Updated April 22, 2011 at 4:22 a.m.
By Rev. Daniel Fultz
Years ago, while attending seminary in Austin, I was one of several students who volunteered each week at an area children's home. This home was expressly for children, both girls and boys who had been sexually abused. The youngest were 3 years old. Because of the abuse they had received, these children had been removed from their homes by the courts and placed in foster homes. Still, the damage for so many had been so great that they were unable to cope with life in foster care. The courts then placed them in this home.

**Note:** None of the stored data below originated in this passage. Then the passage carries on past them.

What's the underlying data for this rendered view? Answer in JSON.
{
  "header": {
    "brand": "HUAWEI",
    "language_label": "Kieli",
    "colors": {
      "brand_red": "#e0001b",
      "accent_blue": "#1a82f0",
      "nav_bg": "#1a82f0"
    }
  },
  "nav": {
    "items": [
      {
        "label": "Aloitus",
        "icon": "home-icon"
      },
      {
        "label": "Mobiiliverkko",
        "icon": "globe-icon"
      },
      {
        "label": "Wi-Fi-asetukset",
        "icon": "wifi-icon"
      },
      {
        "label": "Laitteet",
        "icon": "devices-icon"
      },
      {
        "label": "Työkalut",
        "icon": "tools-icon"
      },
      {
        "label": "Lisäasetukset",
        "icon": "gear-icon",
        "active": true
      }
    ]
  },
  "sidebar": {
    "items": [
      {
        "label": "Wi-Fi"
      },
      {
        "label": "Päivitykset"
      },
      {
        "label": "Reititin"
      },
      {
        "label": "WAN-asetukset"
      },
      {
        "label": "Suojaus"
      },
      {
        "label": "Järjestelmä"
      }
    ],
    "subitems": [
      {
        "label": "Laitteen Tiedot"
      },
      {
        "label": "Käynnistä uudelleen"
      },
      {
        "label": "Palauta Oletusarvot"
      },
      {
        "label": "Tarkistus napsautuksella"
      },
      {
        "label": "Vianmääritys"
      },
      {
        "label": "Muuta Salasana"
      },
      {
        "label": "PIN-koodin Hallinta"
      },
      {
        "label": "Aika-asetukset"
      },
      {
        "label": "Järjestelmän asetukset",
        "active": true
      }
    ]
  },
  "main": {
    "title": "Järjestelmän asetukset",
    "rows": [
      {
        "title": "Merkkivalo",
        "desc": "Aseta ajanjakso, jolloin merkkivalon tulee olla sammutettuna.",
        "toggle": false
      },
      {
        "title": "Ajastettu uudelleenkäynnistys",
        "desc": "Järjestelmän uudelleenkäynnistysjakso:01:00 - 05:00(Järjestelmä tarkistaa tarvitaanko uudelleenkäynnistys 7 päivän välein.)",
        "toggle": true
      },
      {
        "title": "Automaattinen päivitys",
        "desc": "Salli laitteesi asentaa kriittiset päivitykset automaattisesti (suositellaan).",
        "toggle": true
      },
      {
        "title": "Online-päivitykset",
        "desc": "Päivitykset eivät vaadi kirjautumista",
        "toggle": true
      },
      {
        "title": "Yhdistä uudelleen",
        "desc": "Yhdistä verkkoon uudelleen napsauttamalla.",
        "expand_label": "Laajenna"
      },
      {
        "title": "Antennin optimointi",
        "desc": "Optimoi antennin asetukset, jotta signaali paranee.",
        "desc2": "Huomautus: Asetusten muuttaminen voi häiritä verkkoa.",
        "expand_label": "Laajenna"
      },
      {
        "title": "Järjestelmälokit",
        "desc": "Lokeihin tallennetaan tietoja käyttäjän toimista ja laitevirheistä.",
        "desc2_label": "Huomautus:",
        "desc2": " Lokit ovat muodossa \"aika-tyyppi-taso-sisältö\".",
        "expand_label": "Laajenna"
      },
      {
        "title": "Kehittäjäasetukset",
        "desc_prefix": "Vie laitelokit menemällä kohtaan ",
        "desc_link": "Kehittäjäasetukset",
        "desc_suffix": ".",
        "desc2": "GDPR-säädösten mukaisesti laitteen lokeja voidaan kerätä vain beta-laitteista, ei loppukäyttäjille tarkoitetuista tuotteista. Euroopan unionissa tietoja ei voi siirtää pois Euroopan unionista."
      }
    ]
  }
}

We would go on Sunday afternoon and spend some time with the children, visit with them and conduct a short worship service. The kids seemed to really enjoy our being there. Still these afternoons were emotionally very difficult. Some of the children, sometimes 6- or 8-year-olds, seemed to expect all adults to relate to them in a sexual way. They behaved as though they were much older. We would all leave shaken by the world in which these young children had lived.
One year, we were there on Easter morning. I remember sitting in a circle on the floor with about a dozen children ages 3 to 15. I was telling them the Easter story. Their eyes were wide as I told them about the savior's death and burial. Then I told them about the disciples coming to the tomb and finding the angels there. I told them Jesus had been raised, that he was alive. One little girl, about 8 years old, looked me straight in the eye and said, "Nuh - uh." No way. She knew what death was. At this tender age, she knew that people did not come back from the dead. As I looked into her soft, brown eyes, I thought, how marvelous. This may be the first person I have ever told this story to who understood the significance of the Resurrection. It is unbelievable. People do not return from the grave. This is too good to be true.
Every year since that time, as I prepare to proclaim the good news of the Resurrection of Jesus Christ to those who are gathered in the church where I serve, I think of that little girl, and I pray that those hearing my voice will hear the scandalous good news, as well. They will hear that which cannot happen has happened. The unbelievable has occurred, and God has reached into the world and given life, even where there was no life.
You know, God continues to reach into this world, into our lives, and draw us out of death and into life. It is my prayer for you that this astounding good news will break into your life and all that is broken, all that is suffering, all that longs for life will be healed. May you know grace and peace. Amen.
The Rev. Daniel Fultz is the pastor of Grace Presbyterian Church.